Chinese plug-in vehicles market in 2017 became twice as big, as the US one.
Interesting trend of China’s leadership in EV adoption is confirmed by 2017 sales statistics. Despite the giant annual amount of new vehicles registration in the region, PEV cars share becomes higher and higher from year to year.
Rapid growth of plug-in vehicles market in China started in 2013 and continues up to date – their market share risen from 0.1% to 2.3% in five years. Such result is an outcome of automakers’ increased product range, as well as effective government incentives.
On the other hand, despite the US market is still one of the largest in PEV segment with a great variety of vehicles to chose, its share grows much slower – from 0.6% in 2013 to only 1.1% of annual new vehicle registrations in 2017.
Totally, there were about 550,000 PEVs sold in China in 2017, compared to slightly less than 200,000 in the US.
One the graphs below you can check the market dynamics in China and the USA – red is for plug-in hybrids, gray – electric cars. The data is a courtesy of United States Department of Energy.

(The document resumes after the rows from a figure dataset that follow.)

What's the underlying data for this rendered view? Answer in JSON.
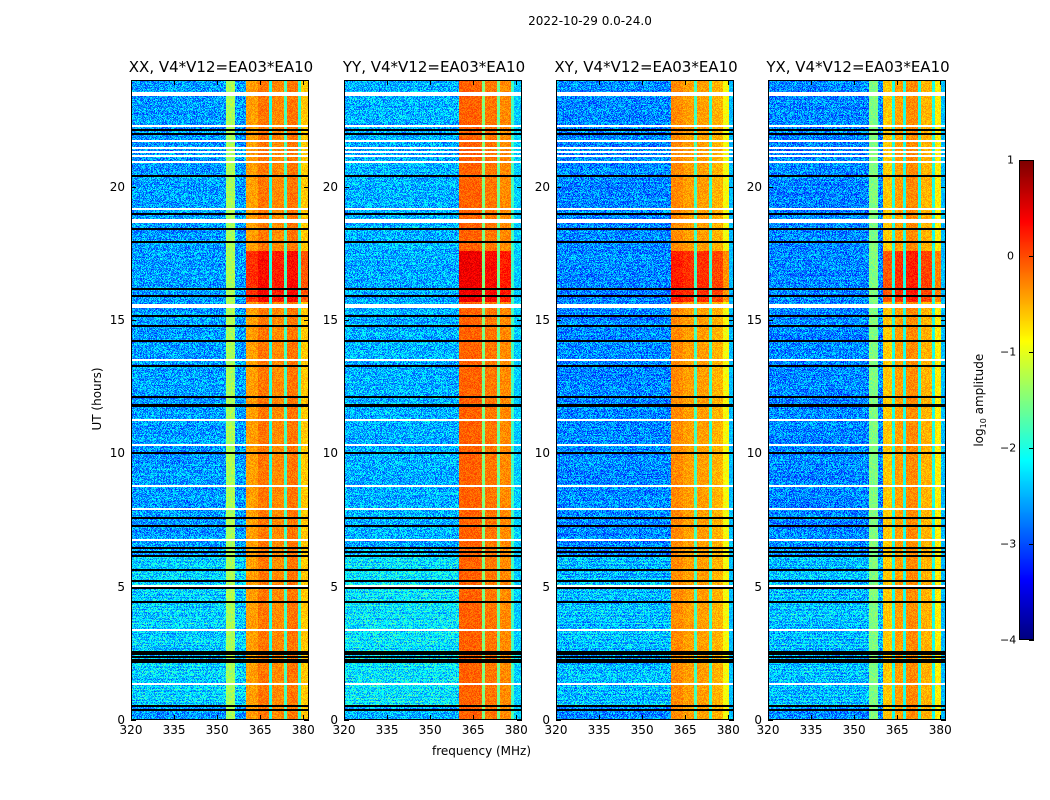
{
  "figure": {
    "suptitle": "2022-10-29 0.0-24.0",
    "xlabel": "frequency (MHz)",
    "ylabel": "UT (hours)"
  },
  "colorbar": {
    "label_prefix": "log",
    "label_sub": "10",
    "label_suffix": " amplitude",
    "ticks": [
      "1",
      "0",
      "−1",
      "−2",
      "−3",
      "−4"
    ],
    "range": [
      -4,
      1
    ],
    "colormap": "jet"
  },
  "chart_data": {
    "type": "heatmap",
    "title": "2022-10-29 0.0-24.0",
    "xlabel": "frequency (MHz)",
    "ylabel": "UT (hours)",
    "colorbar_label": "log10 amplitude",
    "xlim": [
      320,
      382
    ],
    "ylim": [
      0,
      24
    ],
    "zlim": [
      -4,
      1
    ],
    "xticks": [
      "320",
      "335",
      "350",
      "365",
      "380"
    ],
    "yticks": [
      "0",
      "5",
      "10",
      "15",
      "20"
    ],
    "panels": [
      {
        "title": "XX, V4*V12=EA03*EA10",
        "background_level": -2.6,
        "rfi_bands": [
          {
            "f_start": 353,
            "f_end": 356,
            "level": -1.3
          },
          {
            "f_start": 360,
            "f_end": 364,
            "level": -0.4
          },
          {
            "f_start": 364,
            "f_end": 368,
            "level": -0.2
          },
          {
            "f_start": 368,
            "f_end": 369,
            "level": -2.0
          },
          {
            "f_start": 369,
            "f_end": 373,
            "level": -0.3
          },
          {
            "f_start": 373,
            "f_end": 374,
            "level": -1.8
          },
          {
            "f_start": 374,
            "f_end": 378,
            "level": -0.2
          },
          {
            "f_start": 378,
            "f_end": 379,
            "level": -1.9
          },
          {
            "f_start": 379,
            "f_end": 382,
            "level": -0.6
          }
        ],
        "strong_interval_hours": [
          15.7,
          17.6
        ]
      },
      {
        "title": "YY, V4*V12=EA03*EA10",
        "background_level": -2.5,
        "rfi_bands": [
          {
            "f_start": 360,
            "f_end": 364,
            "level": -0.1
          },
          {
            "f_start": 364,
            "f_end": 368,
            "level": -0.1
          },
          {
            "f_start": 368,
            "f_end": 369,
            "level": -1.5
          },
          {
            "f_start": 369,
            "f_end": 373,
            "level": -0.2
          },
          {
            "f_start": 373,
            "f_end": 374,
            "level": -1.6
          },
          {
            "f_start": 374,
            "f_end": 378,
            "level": -0.3
          },
          {
            "f_start": 378,
            "f_end": 379,
            "level": -1.8
          },
          {
            "f_start": 379,
            "f_end": 382,
            "level": -2.5
          }
        ],
        "strong_interval_hours": [
          15.7,
          17.6
        ]
      },
      {
        "title": "XY, V4*V12=EA03*EA10",
        "background_level": -2.7,
        "rfi_bands": [
          {
            "f_start": 360,
            "f_end": 364,
            "level": -0.3
          },
          {
            "f_start": 364,
            "f_end": 368,
            "level": -0.4
          },
          {
            "f_start": 368,
            "f_end": 369,
            "level": -1.8
          },
          {
            "f_start": 369,
            "f_end": 373,
            "level": -0.4
          },
          {
            "f_start": 373,
            "f_end": 374,
            "level": -1.9
          },
          {
            "f_start": 374,
            "f_end": 378,
            "level": -0.5
          },
          {
            "f_start": 378,
            "f_end": 380,
            "level": -0.9
          },
          {
            "f_start": 380,
            "f_end": 382,
            "level": -2.5
          }
        ],
        "strong_interval_hours": [
          15.7,
          17.6
        ]
      },
      {
        "title": "YX, V4*V12=EA03*EA10",
        "background_level": -2.7,
        "rfi_bands": [
          {
            "f_start": 355,
            "f_end": 358,
            "level": -1.5
          },
          {
            "f_start": 360,
            "f_end": 363,
            "level": -0.6
          },
          {
            "f_start": 363,
            "f_end": 364,
            "level": -2.0
          },
          {
            "f_start": 364,
            "f_end": 367,
            "level": -0.4
          },
          {
            "f_start": 367,
            "f_end": 368,
            "level": -2.0
          },
          {
            "f_start": 368,
            "f_end": 372,
            "level": -0.3
          },
          {
            "f_start": 372,
            "f_end": 373,
            "level": -2.0
          },
          {
            "f_start": 373,
            "f_end": 377,
            "level": -0.5
          },
          {
            "f_start": 377,
            "f_end": 378,
            "level": -2.0
          },
          {
            "f_start": 378,
            "f_end": 380,
            "level": -0.8
          },
          {
            "f_start": 380,
            "f_end": 382,
            "level": -2.5
          }
        ],
        "strong_interval_hours": [
          15.7,
          17.6
        ]
      }
    ],
    "blank_rows_hours": [
      23.55,
      22.3,
      21.75,
      21.5,
      21.35,
      21.2,
      20.95,
      19.2,
      18.8,
      15.6,
      13.55,
      11.3,
      10.35,
      8.8,
      7.95,
      6.8,
      5.05,
      3.4,
      2.25,
      1.4
    ],
    "flagged_rows_hours": [
      22.15,
      22.0,
      20.45,
      19.0,
      18.45,
      17.95,
      16.2,
      15.95,
      15.2,
      14.8,
      14.25,
      13.3,
      12.15,
      11.85,
      11.8,
      10.05,
      7.6,
      7.3,
      6.5,
      6.35,
      6.2,
      5.65,
      5.25,
      5.0,
      4.45,
      2.6,
      2.5,
      2.4,
      2.3,
      2.2,
      0.55,
      0.4
    ]
  }
}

All-electric cars and plug-in hybrids ratio in total amount of sales is another interesting point. As we can see, in 2017 all-electric cars account for about 81% of PEV sales, while in the US – only for 53%.
Highest possible benefits of purchasing an electric car is one of the measures Chinese government takes to improve the ecological situation in the region. Thus, 2017 sales statistics is a next confirmation for government incentives effectiveness for the EV market.